Как здорово встретиться снова.
Долгая пауза — из песни группы «The Go-Betweens» «Друг по рок-н-роллу», которая часто звучала в маминой машине, когда мы ехали из школы домой. Там между двумя строчками оч-чень долгий проигрыш, и маленькими мы почему-то принимались ржать в ожидании второй строчки.
А потом мама тоже начинала смеяться и говорила:
— Имейте уважение. Это одна из моих любимых групп.
Меня бросает в озноб при мысли, что тогда она была по-настоящему счастлива, а сейчас — беспечно улыбается при мне и мрачнеет, когда считает, что я ее не вижу.
Я делаю шаг назад и впускаю Фреда.
Он сразу чувствует запах.
— Чувак, дело дрянь. Я думал, ты преувеличиваешь.
— Плохо только первые пять минут, потом принюхиваешься.
Мы задерживаемся в холле, где слышится мамин голос — она говорит по телефону.
— И на что я должна его кормить? Он растет. И это все равно расходы, Роб, хотя он ходит в школу.
Мы с Фредом переглядываемся. Я кашляю. Будь на его месте кто-нибудь другой — сгорел бы со стыда.
— Потом образуется, — шепчет он. — Первые несколько месяцев — хуже всего.
Мы направляемся в гостиную на первом этаже. Здесь — как в музее. Как будто один огромный дом поглотил содержимое трех других.
Поведя рукой в сторону заставленной каминной доски, я говорю:
— Произведения искусства, Фред, наслаждайся.
— Да-да, благодарю, потому что носу не до наслаждений.
Я отдергиваю полинялую бархатную штору, чтобы сцена была лучше освещена.
Фред оглядывается.
— Боже мой, сроду не видал столько… хлама.
Я принимаюсь объяснять.
— Лаковые стулья эпохи Регентства в японском стиле с голубиными сиденьями…
— Это когда же было Регентство в японском стиле?
— Это мебель лакировали в японском стиле. А голубями…
— Набивали подушки.
— Их перьями. Само собой, мертвых голубей в сиденьях не было.
Фред пихает меня.
— Это я допер, мозгокрут.
Нет ничего приятнее, чем выглядеть дураком в глазах друга. Приятнее только видеть Эстель. Так странно, что Фред ничего не знает про меня и про нее. Я пока не готов рассказать ему.
— Вот английский столик «Пембрук», по периметру инкрустированный самшитом.

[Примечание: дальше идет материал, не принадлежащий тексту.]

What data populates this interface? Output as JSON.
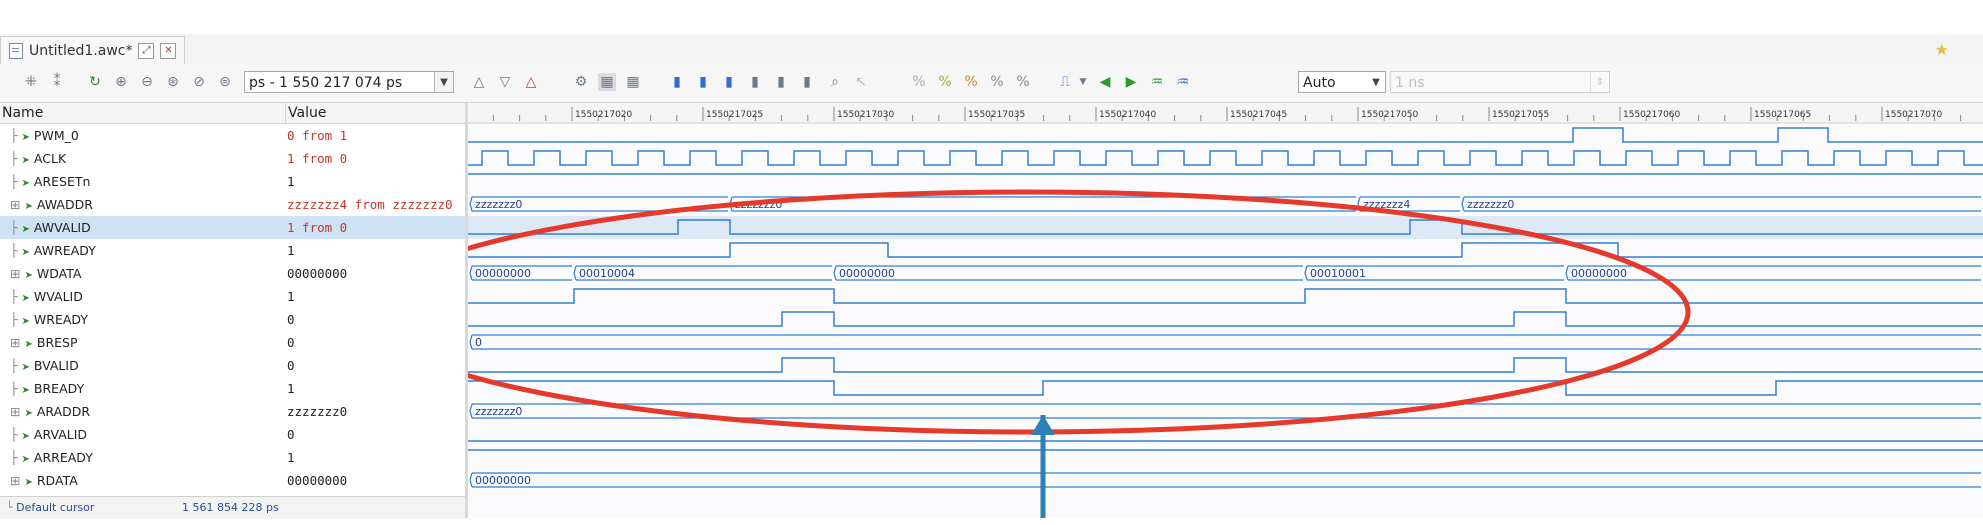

А эта пузатая фиговина — чайная шкатулка а-ля Буль, — говорю я, вспоминая объяснения Поузи.
— Из чего этот буль-буль? — интересуется Фред.
— Из панциря черепахи, инкрустированного латунью. Буль — так звали чувака, придумавшего этот стиль.
— Ясненько.
— А теперь зацени это. — Я подвожу Фреда к столу-бюро. — Рококо, золоченая бронза, и загляни-ка под него…
Фред опускается на пол и смотрит под стол.
— Изнутри плохо отполирован. Совсем шершавый, — говорит он.
— Это бесспорный признак того, что он настоящий. У подделок внутренняя сторона более гладкая.
— Сколько стоит?
— Пятьдесят кусков с гаком.
Я улавливаю ход его преступных мыс-
лей.
— Можем его загнать, заменить на копию, сделать фальшивые паспорта, купить билеты до Лос-Анджелеса, состряпать фальшивые права, с ветерком прокатиться по Америке до Нью-Йорка и вернуться к началу десятого класса. Что скажешь?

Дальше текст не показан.